This Isn’t Going
to End Well
A PROFOUNDLY MOVING, COMPLEX, AND ORIGINAL MEMOIR FROM THE BESTSELLING AUTHOR OF BIG FISH
“A heart-cracking exploration of the ways we construct ourselves, and how, despite any facade, no matter how bold, it can all come tumbling apart.”―Garden & Gun
“Exceptional… simultaneously sharp-edged and loving, honest and painfully haunting.”―BookPage
IF WE’RE LUCKY, we all encounter at least one person whose life elevates and inspires our own. For Daniel Wallace, that was his longtime friend and brother-in-law William Nealy. Seemingly perfect, impossibly cool, William was James Dean, Clint Eastwood, and MacGyver all rolled into one: an acclaimed outdoorsman, a famous cartoonist, an accomplished author, a master of all he undertook. William was the ideal that Daniel sought to emulate, and the person who gave him the courage to become a writer.
But when William took his own life at age forty-eight, Daniel’s heartbreak him led him to commit a grievous act of his own, a betrayal that took him down a path into the tortured recesses of William’s past. Eventually, a new picture of William emerged, of a man with too many secrets and too much shame to bear.

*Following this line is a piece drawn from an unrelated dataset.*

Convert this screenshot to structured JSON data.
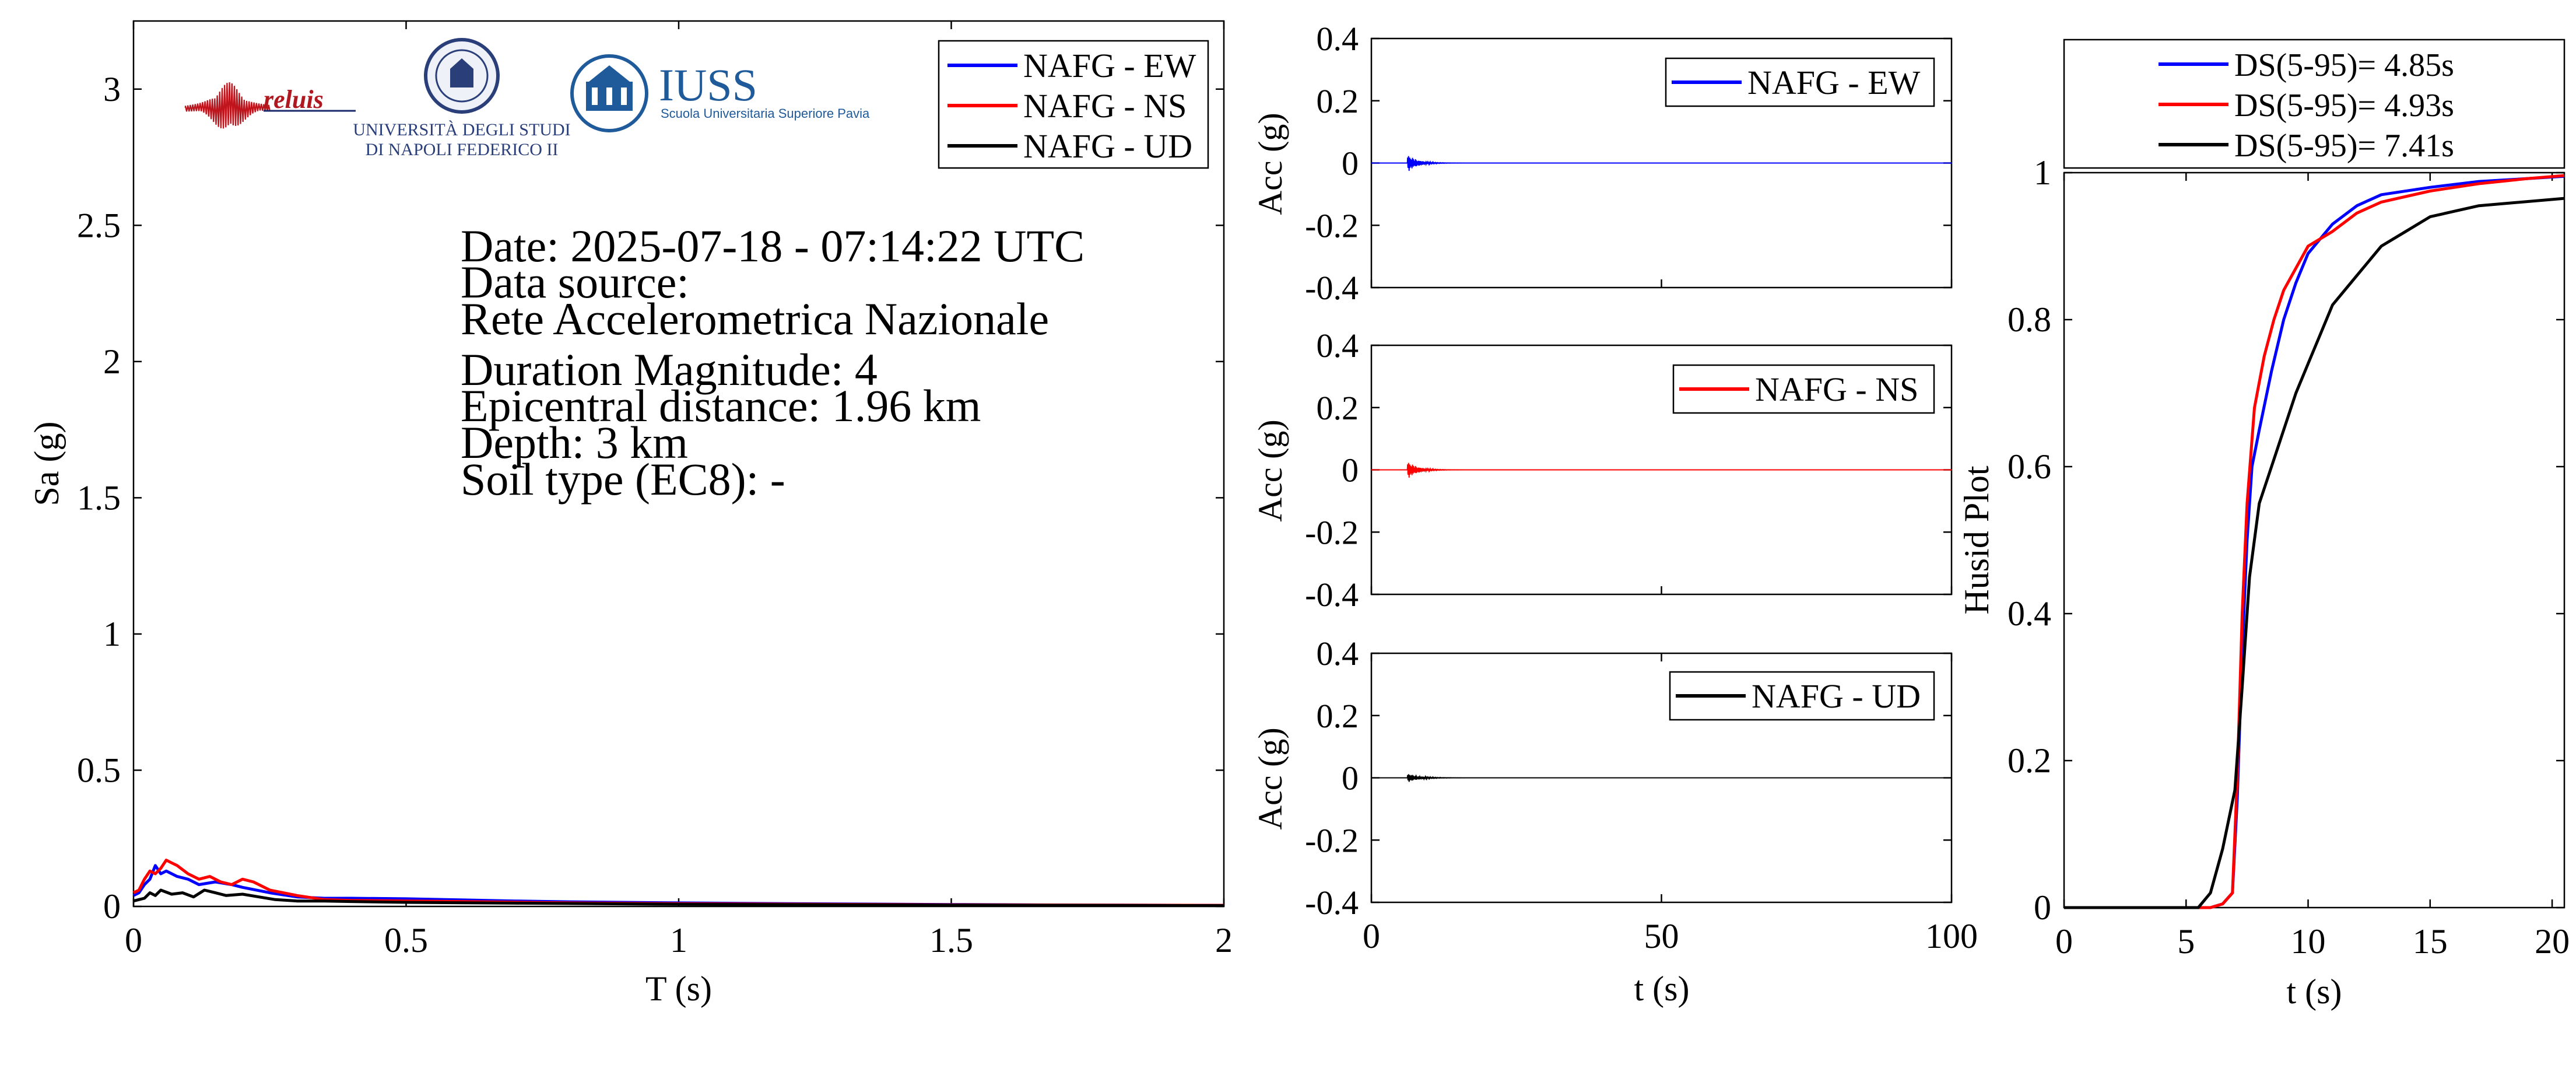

With his first memoir, acclaimed writer Daniel Wallace delivers a stunning book that is as innovative and emotionally resonant as his novels. Part love story, part true crime, part a desperate search for the self and how little we really can know another, This Isn’t Going to End Well tells an intimate and unforgettable story of what happens when we realize our heroes are human.
Daniel Wallace
DANIEL WALLACE is the author of six novels, including Big Fish, which was adapted and released as a movie and a Broadway musical. His novels have been translated into over three dozen languages. His essays and interviews have been published in the Bitter Southerner, Garden & Gun, Poets & Writers and Our State magazine, where he was, for a short time, the barbecue critic. His short stories have appeared in more than fifty magazines and periodicals. He was awarded the Harper Lee Award, given to a nationally recognized Alabama writer who has made a significant lifelong contribution to Alabama letters. He was inducted into the Alabama Literary Hall of Fame in 2022. He is the J. Ross MacDonald Distinguished Professor of English at the University of North Carolina at Chapel Hill.